I want to learn more about post-training quantization with regards to what actually happens under the hood. I have read https://arxiv.org/pdf/1712.05877.pdf, which i found as a reference for the quantization scheme. My impression is that this mostly describes quantization aware training, but I could be wrong.

Do you have any recommendations for where I can learn more about post-training quantization? I assume the source code is complex to read. I need to be able to understand the algorithm as part of my master thesis.

My current limited understanding is that parameters such as weights are fixed. These can be quantized by using min and max values. Values such as activations and input to the model are dynamic, and the min/max values of these needs to be estimated using a representative dataset and running inference.
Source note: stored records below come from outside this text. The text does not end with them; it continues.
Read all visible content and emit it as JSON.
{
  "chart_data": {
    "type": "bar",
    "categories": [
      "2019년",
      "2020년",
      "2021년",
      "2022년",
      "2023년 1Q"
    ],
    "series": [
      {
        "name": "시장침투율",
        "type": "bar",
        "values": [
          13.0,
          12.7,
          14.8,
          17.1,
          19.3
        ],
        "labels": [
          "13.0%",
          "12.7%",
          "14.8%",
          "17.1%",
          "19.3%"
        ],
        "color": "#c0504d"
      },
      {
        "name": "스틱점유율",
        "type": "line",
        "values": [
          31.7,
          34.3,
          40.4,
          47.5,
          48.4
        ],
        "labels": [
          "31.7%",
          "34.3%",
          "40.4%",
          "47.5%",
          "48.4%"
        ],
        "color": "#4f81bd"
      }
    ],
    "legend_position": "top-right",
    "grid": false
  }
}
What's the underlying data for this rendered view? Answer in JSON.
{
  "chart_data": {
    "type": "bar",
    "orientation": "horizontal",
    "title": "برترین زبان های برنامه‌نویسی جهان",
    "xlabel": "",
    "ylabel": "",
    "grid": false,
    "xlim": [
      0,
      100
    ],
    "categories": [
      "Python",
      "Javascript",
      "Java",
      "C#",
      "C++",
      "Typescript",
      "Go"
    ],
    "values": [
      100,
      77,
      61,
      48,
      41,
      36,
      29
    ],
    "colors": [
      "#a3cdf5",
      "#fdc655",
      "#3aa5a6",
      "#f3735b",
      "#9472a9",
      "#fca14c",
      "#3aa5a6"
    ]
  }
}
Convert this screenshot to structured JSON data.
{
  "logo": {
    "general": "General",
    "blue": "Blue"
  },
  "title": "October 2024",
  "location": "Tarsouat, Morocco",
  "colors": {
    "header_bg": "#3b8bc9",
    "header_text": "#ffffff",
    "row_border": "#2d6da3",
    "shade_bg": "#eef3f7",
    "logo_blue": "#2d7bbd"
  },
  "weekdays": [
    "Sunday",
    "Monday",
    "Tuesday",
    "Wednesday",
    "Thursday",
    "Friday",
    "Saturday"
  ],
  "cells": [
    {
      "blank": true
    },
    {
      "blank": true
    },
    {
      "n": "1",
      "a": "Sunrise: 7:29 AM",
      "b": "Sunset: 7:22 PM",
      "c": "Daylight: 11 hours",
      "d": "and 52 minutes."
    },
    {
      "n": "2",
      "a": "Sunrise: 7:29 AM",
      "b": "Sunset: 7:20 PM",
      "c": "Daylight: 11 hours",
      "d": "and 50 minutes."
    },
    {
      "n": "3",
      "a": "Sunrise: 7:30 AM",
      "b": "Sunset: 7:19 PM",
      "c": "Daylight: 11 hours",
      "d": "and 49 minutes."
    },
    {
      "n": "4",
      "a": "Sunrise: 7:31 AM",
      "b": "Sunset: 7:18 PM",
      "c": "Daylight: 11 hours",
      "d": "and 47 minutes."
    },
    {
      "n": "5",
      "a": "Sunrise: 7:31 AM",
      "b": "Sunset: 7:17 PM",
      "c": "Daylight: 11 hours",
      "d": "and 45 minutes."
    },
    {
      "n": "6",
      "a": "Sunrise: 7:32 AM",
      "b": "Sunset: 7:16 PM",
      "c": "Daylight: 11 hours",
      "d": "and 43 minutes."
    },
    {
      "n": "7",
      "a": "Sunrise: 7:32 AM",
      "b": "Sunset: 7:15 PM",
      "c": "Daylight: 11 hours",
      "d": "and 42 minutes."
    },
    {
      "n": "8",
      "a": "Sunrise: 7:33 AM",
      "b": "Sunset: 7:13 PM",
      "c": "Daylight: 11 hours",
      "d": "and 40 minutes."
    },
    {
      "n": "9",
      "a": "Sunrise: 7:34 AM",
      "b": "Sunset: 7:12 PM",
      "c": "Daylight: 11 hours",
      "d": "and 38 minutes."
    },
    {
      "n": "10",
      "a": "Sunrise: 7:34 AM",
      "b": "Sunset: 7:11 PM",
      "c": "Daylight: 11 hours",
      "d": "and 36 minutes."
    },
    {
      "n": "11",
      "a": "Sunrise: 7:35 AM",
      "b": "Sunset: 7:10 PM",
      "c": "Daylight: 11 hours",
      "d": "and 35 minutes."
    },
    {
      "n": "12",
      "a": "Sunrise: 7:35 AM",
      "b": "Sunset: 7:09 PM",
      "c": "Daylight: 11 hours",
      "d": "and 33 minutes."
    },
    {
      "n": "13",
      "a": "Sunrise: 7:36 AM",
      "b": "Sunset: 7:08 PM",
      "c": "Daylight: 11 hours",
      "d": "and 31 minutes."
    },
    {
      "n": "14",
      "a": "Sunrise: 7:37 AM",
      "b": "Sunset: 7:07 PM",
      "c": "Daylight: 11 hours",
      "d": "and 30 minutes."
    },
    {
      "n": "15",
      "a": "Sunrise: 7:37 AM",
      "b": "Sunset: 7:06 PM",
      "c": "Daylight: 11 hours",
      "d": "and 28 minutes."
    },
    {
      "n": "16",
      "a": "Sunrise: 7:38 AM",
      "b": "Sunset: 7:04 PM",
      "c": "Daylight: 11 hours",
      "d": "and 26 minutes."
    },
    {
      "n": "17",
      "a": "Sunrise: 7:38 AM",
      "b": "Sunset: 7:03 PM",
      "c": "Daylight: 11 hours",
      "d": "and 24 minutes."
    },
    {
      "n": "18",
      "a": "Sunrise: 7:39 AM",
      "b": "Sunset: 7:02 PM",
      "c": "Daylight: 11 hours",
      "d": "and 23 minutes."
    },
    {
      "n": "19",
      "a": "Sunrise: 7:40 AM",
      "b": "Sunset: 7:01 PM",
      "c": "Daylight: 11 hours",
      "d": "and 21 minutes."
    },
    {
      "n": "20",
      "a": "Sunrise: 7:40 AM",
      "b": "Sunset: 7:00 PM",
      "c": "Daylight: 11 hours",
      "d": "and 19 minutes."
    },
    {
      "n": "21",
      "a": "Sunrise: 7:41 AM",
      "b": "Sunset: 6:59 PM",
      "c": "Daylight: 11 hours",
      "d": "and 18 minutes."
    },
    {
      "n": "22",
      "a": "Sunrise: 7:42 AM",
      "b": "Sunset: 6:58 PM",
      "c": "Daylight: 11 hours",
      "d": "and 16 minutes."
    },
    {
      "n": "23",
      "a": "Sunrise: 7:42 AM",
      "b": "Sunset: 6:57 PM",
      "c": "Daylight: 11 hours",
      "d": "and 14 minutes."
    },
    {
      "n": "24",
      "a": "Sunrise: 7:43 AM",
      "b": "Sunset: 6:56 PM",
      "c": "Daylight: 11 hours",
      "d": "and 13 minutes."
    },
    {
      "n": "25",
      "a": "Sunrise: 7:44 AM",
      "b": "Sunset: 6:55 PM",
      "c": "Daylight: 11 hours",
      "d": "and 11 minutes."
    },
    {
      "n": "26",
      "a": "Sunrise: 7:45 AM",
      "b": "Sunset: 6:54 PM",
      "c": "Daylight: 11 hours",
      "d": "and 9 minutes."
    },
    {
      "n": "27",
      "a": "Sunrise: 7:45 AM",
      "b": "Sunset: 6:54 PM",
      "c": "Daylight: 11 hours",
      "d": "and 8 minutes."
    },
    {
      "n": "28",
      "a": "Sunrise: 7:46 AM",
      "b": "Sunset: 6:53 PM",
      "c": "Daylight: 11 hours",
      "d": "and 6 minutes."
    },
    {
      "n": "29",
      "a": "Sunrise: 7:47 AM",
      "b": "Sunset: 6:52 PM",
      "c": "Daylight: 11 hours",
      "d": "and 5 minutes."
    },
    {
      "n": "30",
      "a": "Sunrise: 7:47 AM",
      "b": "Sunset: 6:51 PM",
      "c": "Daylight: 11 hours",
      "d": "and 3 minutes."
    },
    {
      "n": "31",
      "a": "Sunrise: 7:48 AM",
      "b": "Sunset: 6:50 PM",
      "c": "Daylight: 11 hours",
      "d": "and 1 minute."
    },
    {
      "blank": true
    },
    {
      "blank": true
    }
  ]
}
Hi @aqaaqa Thank you for showing interests in post-training quantization.

Here are some recommended documentations for TFLite post-training quantization:

https://www.tensorflow.org/lite/performance/model_optimization

Hi @battery
Thank you for the helpful links.
There are some vague points for me in these links. Consider a model with a single Convolution layer followed by ReLU activation (or any other activation) and I want to apply post-training Dynamic range quantization on that. As it has been mentioned in those links, in DRQ, weights are going to be saved in int8 and activations will be saved in floating point. Also, it has mentioned that Activations will be quantized and dequantized on the fly for the int8 supported operations. My questions:
1- What does it mean by “The activations are always stored in floating point” in those links? Does it mean that the output tensor of the activation function stored in floating point? or there is something else related to the activation that sored in floating point.
2- As the input of the model is in floating point, I suppose that the Convolution computation will be done in floating point and it dequantized weights to floating point (or probably there is no need to dequantize the weights)? Can you give me some information about these computations?
3- Is the output of the Convolution computation (before applying activation) in floating point?

Someone reply please :weary: :sob: